Cara Boester, director of clinical education-speech language pathology, said the clear masks provided by the department, which allow patients to see the student’s face, are working well.
“The clear masks that we’ve received for the speech side have been amazing,” she said. “They don’t fog up, and you can see really well.”
Ninety percent of the clinic couldn’t be used because rooms were too small. It expanded into nearby classrooms and even then, only two people can be in the room with the patient. Students have adapted well, Boester said.
“They have rolled with every single change. They are very appreciative for the clinicals. They’re doing everything they can to stay safe so they can see patients.”
And, many speech patients still opt for teletherapy, she added.
“Teletherapy is a great option. Some people don’t want to come in, some do want to come in.”
Speech pathology students are seeing fewer pediatric patients in person because they must be able to wear a mask for an hour and physically distance – difficult for preschoolers, but there’s a 4-year-old patient who is doing well.
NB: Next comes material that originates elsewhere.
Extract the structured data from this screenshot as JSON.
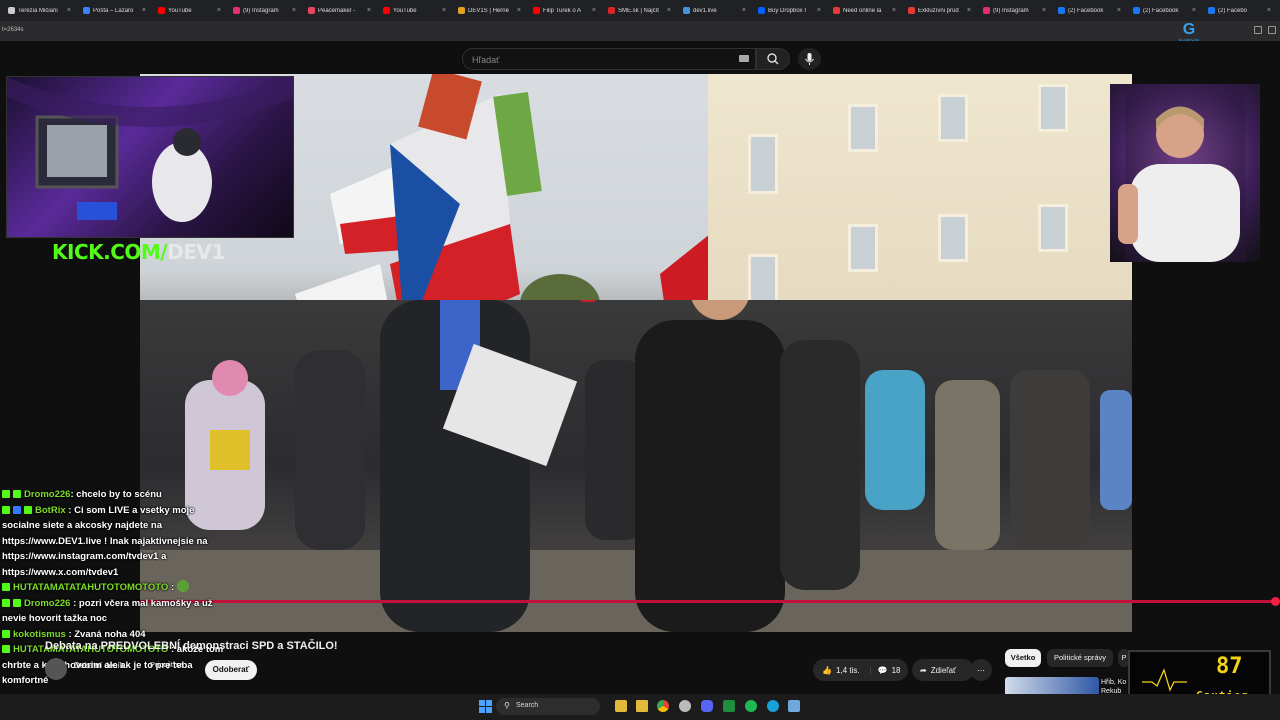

“It can be done,” Boester said. “We had a pediatric patient on teletherapy and moved them to in person. We’re trying to be flexible in providing the best service we can.”
Dr. Candice Osenga, director of clinical experiences-audiology, said it works a little different on the audiology side because children as young as 6 months old who are having hearing tests can sit on a parent’s lap in a booth while clinicians are on the other side.
Having the clinic open again benefits older adults who need hearing aid adjustments or reprogramming. Although that’s offered through teletherapy, it requires an internet connection, Bluetooth capability, and a comfort level with technology.
“A lot of things have to line up,” Osenga said.
The clinic is still seeing the same number of patients, and has also reopened its satellite office in Normal Township’s Activities and Recreation Center.
Marysue Cicciarelli, a graduate student in audiology, works with adults who need hearing assessments, hearing aid adjustments, or have issues such as tinnitus, or chronic ringing in the ear. If a patient depends on lip reading, she’ll pull on a clear mask. There’s also a Plexiglas divider between her and the patient.
“That’s worked well,” she said.
She’s grateful to faculty who found creative ways to continue offering instruction after the stay-at-home order went into effect last March.
“They gave us case studies to still be able to learn. We did a lot of role playing through Zoom on how to counsel patients. When we did get back to the clinic, we were so happy.”
She added she appreciates the concern faculty has shown for students’ health and safety.
“Our clinical educators made it clear that if you have concerns about being here, let them know and they will work with you. They told us to do what we need to do to be safe.”